THREE DAY NOTICE RULE:

     BY THE VERY WORDS OF RULE 15, SECTION 4 OF THE RULES OF COURT, THE MOVING PARTY IS REQUIRED TO SERVE MOTIONS IN SUCH A MANNER AS TO ENSURE THE RECEIPT THEREOF BY THE OTHER PARTY AT LEAST THREE DAYS BEFORE THE DATE OF HEARING. The purpose of the rule is to prevent a surprise and to afford the adverse party a chance to be heard before the motion is resolved by the trial court. Plainly, the rule does not require that the court receive the notice three days prior to the hearing date. (Republic vs. Diaz-Enriquez [2013]).
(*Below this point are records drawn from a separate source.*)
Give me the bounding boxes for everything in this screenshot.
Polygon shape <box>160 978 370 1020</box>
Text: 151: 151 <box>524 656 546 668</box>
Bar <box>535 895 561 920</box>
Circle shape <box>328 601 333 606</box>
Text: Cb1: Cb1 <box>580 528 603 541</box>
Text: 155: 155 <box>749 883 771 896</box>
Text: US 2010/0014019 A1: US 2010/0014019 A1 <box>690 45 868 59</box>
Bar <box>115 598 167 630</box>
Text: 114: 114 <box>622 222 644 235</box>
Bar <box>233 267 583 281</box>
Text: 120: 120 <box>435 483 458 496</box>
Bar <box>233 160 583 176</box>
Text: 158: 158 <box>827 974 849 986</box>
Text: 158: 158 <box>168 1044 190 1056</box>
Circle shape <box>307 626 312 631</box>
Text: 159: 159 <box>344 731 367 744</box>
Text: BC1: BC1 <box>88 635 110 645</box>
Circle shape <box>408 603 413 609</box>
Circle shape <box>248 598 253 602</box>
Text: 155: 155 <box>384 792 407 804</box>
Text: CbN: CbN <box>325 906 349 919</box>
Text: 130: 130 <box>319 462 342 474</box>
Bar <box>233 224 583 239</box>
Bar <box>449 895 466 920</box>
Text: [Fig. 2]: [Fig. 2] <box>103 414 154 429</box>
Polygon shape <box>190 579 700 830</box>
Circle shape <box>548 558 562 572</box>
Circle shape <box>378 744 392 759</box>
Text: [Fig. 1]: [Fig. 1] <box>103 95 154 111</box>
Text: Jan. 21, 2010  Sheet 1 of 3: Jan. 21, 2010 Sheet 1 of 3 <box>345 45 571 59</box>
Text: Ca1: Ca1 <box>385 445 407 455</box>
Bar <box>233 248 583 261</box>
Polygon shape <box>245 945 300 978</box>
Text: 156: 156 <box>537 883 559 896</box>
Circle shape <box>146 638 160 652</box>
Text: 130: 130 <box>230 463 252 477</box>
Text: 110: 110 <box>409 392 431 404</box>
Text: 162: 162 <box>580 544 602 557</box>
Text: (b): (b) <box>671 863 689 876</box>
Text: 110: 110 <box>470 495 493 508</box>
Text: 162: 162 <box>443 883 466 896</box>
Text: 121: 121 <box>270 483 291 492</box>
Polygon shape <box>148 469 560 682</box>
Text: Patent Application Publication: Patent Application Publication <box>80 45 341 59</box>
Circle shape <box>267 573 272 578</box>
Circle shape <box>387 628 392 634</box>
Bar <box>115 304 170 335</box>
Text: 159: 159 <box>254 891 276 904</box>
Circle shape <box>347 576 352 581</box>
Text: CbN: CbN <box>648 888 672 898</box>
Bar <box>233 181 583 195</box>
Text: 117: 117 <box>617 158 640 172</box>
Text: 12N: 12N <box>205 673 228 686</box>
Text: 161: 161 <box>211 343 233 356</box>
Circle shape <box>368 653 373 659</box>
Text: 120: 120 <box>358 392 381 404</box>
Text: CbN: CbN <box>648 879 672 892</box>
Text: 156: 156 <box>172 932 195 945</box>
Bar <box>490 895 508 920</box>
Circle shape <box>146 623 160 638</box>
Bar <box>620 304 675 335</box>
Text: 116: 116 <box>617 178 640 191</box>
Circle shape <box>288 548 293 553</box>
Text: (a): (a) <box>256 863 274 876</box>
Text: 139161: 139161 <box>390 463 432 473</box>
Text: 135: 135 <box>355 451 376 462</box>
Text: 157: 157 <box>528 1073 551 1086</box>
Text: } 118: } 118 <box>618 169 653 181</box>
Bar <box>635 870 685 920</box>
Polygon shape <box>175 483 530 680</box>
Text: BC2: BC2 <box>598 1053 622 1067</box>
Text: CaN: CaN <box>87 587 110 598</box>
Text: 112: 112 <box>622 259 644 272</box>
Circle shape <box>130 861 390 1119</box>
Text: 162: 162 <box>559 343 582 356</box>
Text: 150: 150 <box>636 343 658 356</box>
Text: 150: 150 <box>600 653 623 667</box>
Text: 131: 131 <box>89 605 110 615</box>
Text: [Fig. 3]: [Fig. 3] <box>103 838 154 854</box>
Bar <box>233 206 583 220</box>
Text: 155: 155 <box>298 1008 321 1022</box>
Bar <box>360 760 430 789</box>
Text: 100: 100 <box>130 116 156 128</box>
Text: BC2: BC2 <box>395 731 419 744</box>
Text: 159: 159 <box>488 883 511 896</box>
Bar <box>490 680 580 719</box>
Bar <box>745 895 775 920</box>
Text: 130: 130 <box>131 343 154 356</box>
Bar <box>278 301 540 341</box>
Thursday, February 11, 2016

ESTOPPEL:

    “[U]NDER THE DOCTRINE OF ESTOPPEL, AN ADMISSION OR REPRESENTATION IS RENDERED CONCLUSIVE UPON THE PERSON MAKING IT, AND CANNOT BE DENIED OR DISPROVED AS AGAINST THE PERSON RELYING THEREON. A party may not go back on his own acts and representations to the prejudice of the other party who relied upon them. In the law of evidence, whenever a party has, by his own declaration, act, or omission, intentionally and deliberately led another to believe a particular thing [to be] true, and to act upon such belief, he cannot, in any litigation arising out of such declaration, act, or omission, be permitted to falsify it.” (SPOUSES MANZANILLA VS. WATERFIELDS INDUSTRIES CORPORATION [2014]).

Tuesday, February 9, 2016

AN ADMISSION, VERBAL OR WRITTEN, MADE BY A PARTY IN THE COURSE OF THE PROCEEDINGS IN THE SAME CASE DOES NOT REQUIRE PROOF:

    It may be made: (a) in the pleadings filed by the parties; (b) in the course of the trial either by verbal or written manifestations or stipulations; or (c) in other stages of judicial proceedings, as in the pre-trial of the case. When made in the same case in which it is offered, “no evidence is needed to prove the same and it cannot be contradicted unless it is shown to have been made through palpable mistake or when no such admission was made.” The admission becomes conclusive on him, and all proofs submitted contrary thereto or inconsistent therewith should be ignored, whether an objection is interposed by the adverse party or not. (Republic vs. Estate of Hans Menzi [2012]).

Friday, February 5, 2016

SUFFICIENCY OF AN INFORMATION:

[U]nder Section 6, the Information is sufficient if it contains the full name of the accused, the designation of the offense given by the statute, the acts or omissions constituting the offense, the name of the offended party, the approximate date, and the place of the offense.” The rule is that qualifying circumstances must be properly pleaded in the Information in order not to violate the accused’s constitutional right to be properly informed of the nature and cause of the accusation against him. However, accused never claimed that he was deprived of his right to be fully apprised of the nature of the charges against him due to the insufficiency of the Information.Also an Information which lacks essential allegations may still sustain a conviction when the accused fails to object to its sufficiency during the trial, and the deficiency was cured by competent evidence presented therein.” (PEOPLE VS. ASILAN [2012]).


Thursday, February 4, 2016

ARREST IS THE TAKING OF A PERSON INTO CUSTODY THAT HE MAY BE BOUND TO ANSWER FOR THE COMMISSION OF AN OFFENSE:

    An arrest is effected by an actual restraint of the person to be arrested or by his voluntary submission to the custody of the person making the arrest. (SANCHEZ VS. PEOPLE [2014]).